TV & Radio

In defence of Stranger Things and the epic episode runtime

Runtime is relative. Turkish soap operas routinely push out two-hour episodes multiple times a week. The Indian police procedural CID once aired a single shot that lasted 111 minutes – an achievement memorialised in the Guinness Book of World Records. The series finale of MASH, perhaps the most beloved television programme of all time, clocked in at 121 minutes long. So the fact that the average length of a Stranger Things season four episode is 78 minutes is hardly unprecedented. But it is a gift.

Since the new season dropped at the end of last month, the grouchier corners of the internet have erupted over “ridiculous” runtimes. For comparison, the sci-fi show’s last season averaged episode runtimes of just under an hour, which means a single recent episode costs viewers about 20 extra minutes of their precious lives.

Does every series warrant episodes the length of a short feature film? Obviously not. That Stranger Things can command so much of its audience’s attention is a reflection of how central TV has become to the summer calendar. Nowadays, you can see a superhero movie any time of year. In fact, you can see one almost every time of year.
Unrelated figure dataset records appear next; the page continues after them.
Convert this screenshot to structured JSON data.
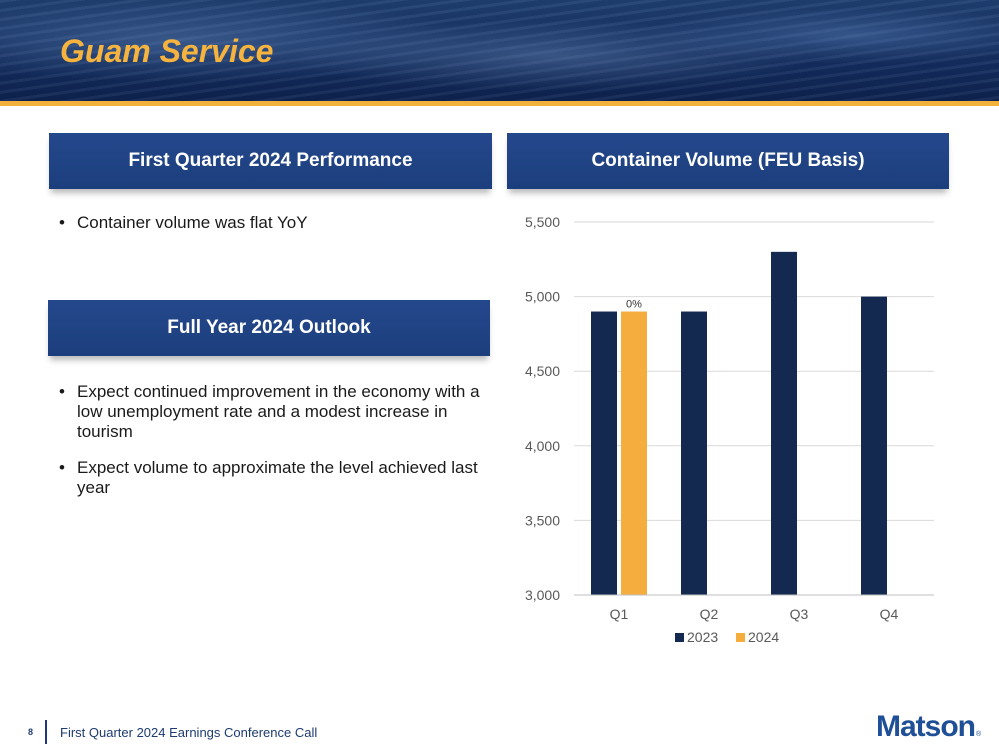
{
  "slide": {
    "title": "Guam Service"
  },
  "panels": {
    "performance": {
      "header": "First Quarter 2024 Performance",
      "bullets": [
        "Container volume was flat YoY"
      ]
    },
    "outlook": {
      "header": "Full Year 2024 Outlook",
      "bullets": [
        "Expect continued improvement in the economy with a low unemployment rate and a modest increase in tourism",
        "Expect volume to approximate the level achieved last year"
      ]
    },
    "chart": {
      "header": "Container Volume (FEU Basis)"
    }
  },
  "chart_data": {
    "type": "bar",
    "title": "Container Volume (FEU Basis)",
    "categories": [
      "Q1",
      "Q2",
      "Q3",
      "Q4"
    ],
    "series": [
      {
        "name": "2023",
        "color": "#13294f",
        "values": [
          4900,
          4900,
          5300,
          5000
        ]
      },
      {
        "name": "2024",
        "color": "#f5ad3e",
        "values": [
          4900,
          null,
          null,
          null
        ]
      }
    ],
    "annotations": [
      {
        "series": "2024",
        "category": "Q1",
        "text": "0%"
      }
    ],
    "ylim": [
      3000,
      5500
    ],
    "yticks": [
      3000,
      3500,
      4000,
      4500,
      5000,
      5500
    ],
    "ytick_labels": [
      "3,000",
      "3,500",
      "4,000",
      "4,500",
      "5,000",
      "5,500"
    ],
    "grid": true,
    "legend": "bottom"
  },
  "footer": {
    "page_number": "8",
    "text": "First Quarter 2024 Earnings Conference Call"
  },
  "logo": {
    "text": "Matson",
    "mark": "®"
  }
}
But Stranger Things hasn’t dropped new episodes since 2019! The bodacious runtimes, like the series’ wild $30m (£24m) an episode budget, just solidify its status as a bona fide summer blockbuster.

From the beginning, Stranger Things vibrated on a wavelength once reserved for popcorn movies. There’s the anticipatory build-up fuelled by the slow leak of teasers and trailers. The seasons have premiered on dates you’d expect big, fun, spooky spectaculars to hit theatres, from Halloween weekend to Independence Day. The latest drop was pegged to Memorial Day in the US, the same day the Top Gun sequel made its way into the world. Which is to say, Stranger Things has always been an occasion. Considering episode one lasts 78 minutes, finding the perfect mood lighting and the right array of snacks is also its own appropriately giddy event.

It’s worth noting that the more traditional structures – the 30-minute sitcom, the 60-minute drama – don’t represent some platonic ideal of episodic television. The regularised blocks made it easy for networks to build their line-ups. But even before streaming upset the equation, the best TV often fought its confines. Were there any words in terrestrial broadcasting more thrilling than “extra special double episode”? This rule-breaking concept gave us “Fun Run” – a classic from the US Office canon. It gave us Ross and Emily’s London wedding in Friends. Could Meredith have removed the bomb from that man’s chest cavity in a single hour on Grey’s Anatomy? Probably, but I’m not mad it took twice as long.

Tellingly, the double episode is the final form many of the most enduringly popular shows have ended up taking. The finales of MASH, Friends and the US Office, yes. But also ER, Seinfeld, Battlestar Galactica (a triple episode, technically), the two-and-a-half hour finish of Lost. It’s not simply that some stories take longer to tell, but that telling them longer reflects what they mean to people.

So what gets cuts in a leaner, meaner version of Stranger Things? By season four, the show’s world has ballooned with lovable characters, and they all need something to do. It was always going to veer in the direction of the unwieldy, but there’s no way Joyce’s loopy, heroic bid to save Hopper’s life – arguably the season’s wackiest storyline – ends up on the cutting room floor. The Duffer Brothers aren’t going to just leave Will and Mike chilling in a Lenora Hills split-level for seven episodes. What you lose when you trim a plot-driven show like Stranger Things are the moments that make it so charming: the Easter eggs and sunny montages, the lingering crawls through the Upside Down and the longshots of kids riding their bikes after curfew like something out of ET.

But those images, cribbed from cinematic references ranging from Sixteen Candles to A Nightmare on Elm Street, are essential to Stranger Things’ larger-than-telly appeal. It’s always strived to be a TV series in the key of the cheesiest “they don’t make ’em like they used to” Hollywood romps. And now the episodes have scale to match. The final episode of season four, which drops just in time for the 4th of July fireworks, is reportedly two-and-a-half hours long – the same as a Marvel movie or an episode of Lost. You won’t hear me complaining.